Market Abuse Flashcards
(10 cards)
which are the rules on insider information disclosure?
An issuer shall inform the public as soon as possible of inside information which directly concerns the said issuer.
he should do so in a way that ensures fast, complete, correct an timely access for the public. (a mere press announcement might not be enough)
he can’t combine the announcement with marketing activities and must keep the insider info posted on his website for 5 years.
what is insider information?
information
1) of a precise nature
2) is not public
3) directly or indirectly concerns the issuer/security
4) if made public would significantly affect the price (information a reasonable
investor would be likely to use as part of the basis of his investment decisions)
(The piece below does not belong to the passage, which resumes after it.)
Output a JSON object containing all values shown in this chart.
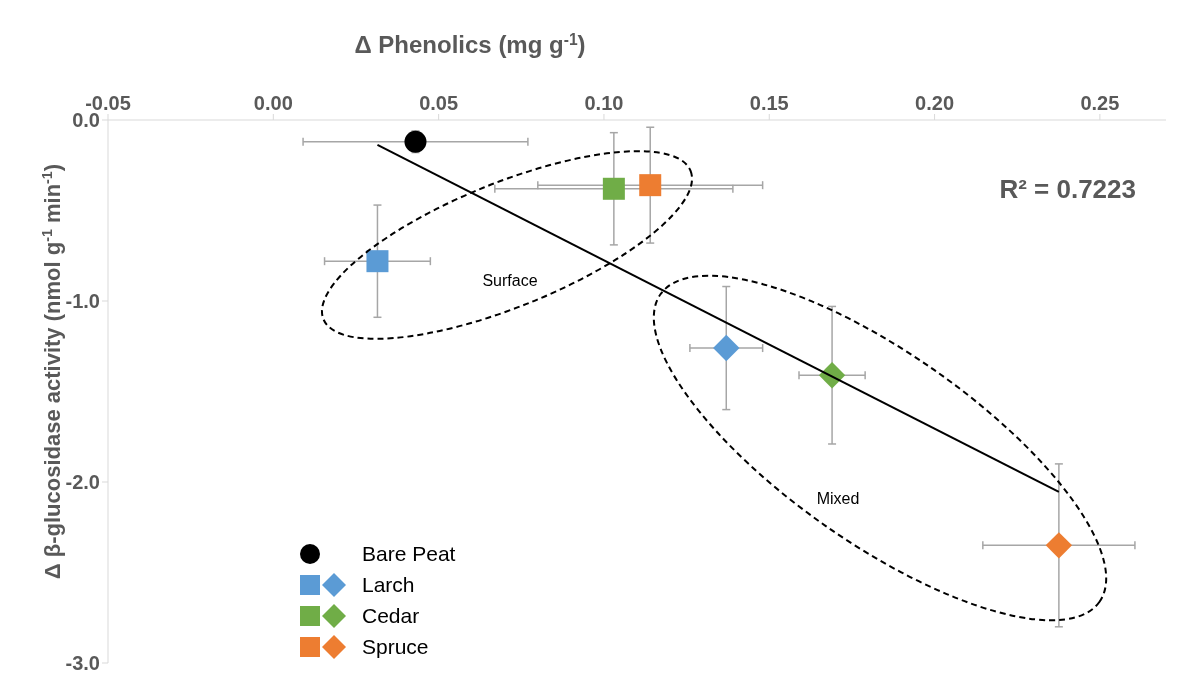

what does “of precise nature” mean?
info that
1) indicates real or probable circumstances / an occurred or likely to occur event.
2) specific enough to allow a conclusion to be drawn on the effect that such event/circumstance will have on price.
Are information gathered during negotiations considerable of precise nature?
yes, as a consequence an intermediate step in a negotiation may fit the definition of insider information.
in which cases is an information specific enough to allow for a conclusion to be drawn on price?
- when it prompts traders to buy/sell said security with little to no financial risk (implying they know where the price will go)
- when the piece of info is likely to stir immediate trading on its basis when it becomes public
The assessment must happen ex-ante!!
in which cases is a credit institution exempt from immediate disclosure requirement?
a credit institution which is facing liquidity issues may delay public disclosure if:
1) disclosure might threaten the stability of the issuer and the financial system
2) it is in the public interest to delay disclosure
3) confidentiality of the information can be otherwise ensured
4) the competent authority reviews and approves all previous points
when is a normal institution allowed to delay disclosure of insider information?
an institution might delay disclosure if:
1) immediate disclosure might harm its legitimate interest
2) delay of disclosure will not mislead the public
3) the issuer can ensure confidentiality
The delay ends whenever confidentiality is not ensured anymore–> a sufficiently credibile rumor starts to spread about the info, the issuer must disclose
what are legitimate interests of the issuer (whose potential harm allows him to delay disclosure)?
-the issuer is conducting negotiation and disclosing intermediate steps coul hurt the result
- financial viability of the issuer is in grave danger and disclosing could kill any recovery plan
- a decision body of the issuer must approve a decision /sign a contract already approved by management, provided that early disclosure could warp the perception of the public and the final decision is scheduled to be taken asap.
in which situations is the delay of disclosure of insider information likely to misguide the public?
- the information greatly changes the outlook or meaning of a previous statement of the issuer
- the information relates to missing financial targets previously announced
- the info is in contrast with market expectations based on signals given by the issuer himself
what happens if an issuer discloses insider info to a third party?
he should make
-simultaneous disclosure if the deed was intentional
- prompt disclosure if the deed was unintentional
no need for immediate disclosure if the third party has a duty of confidentiality.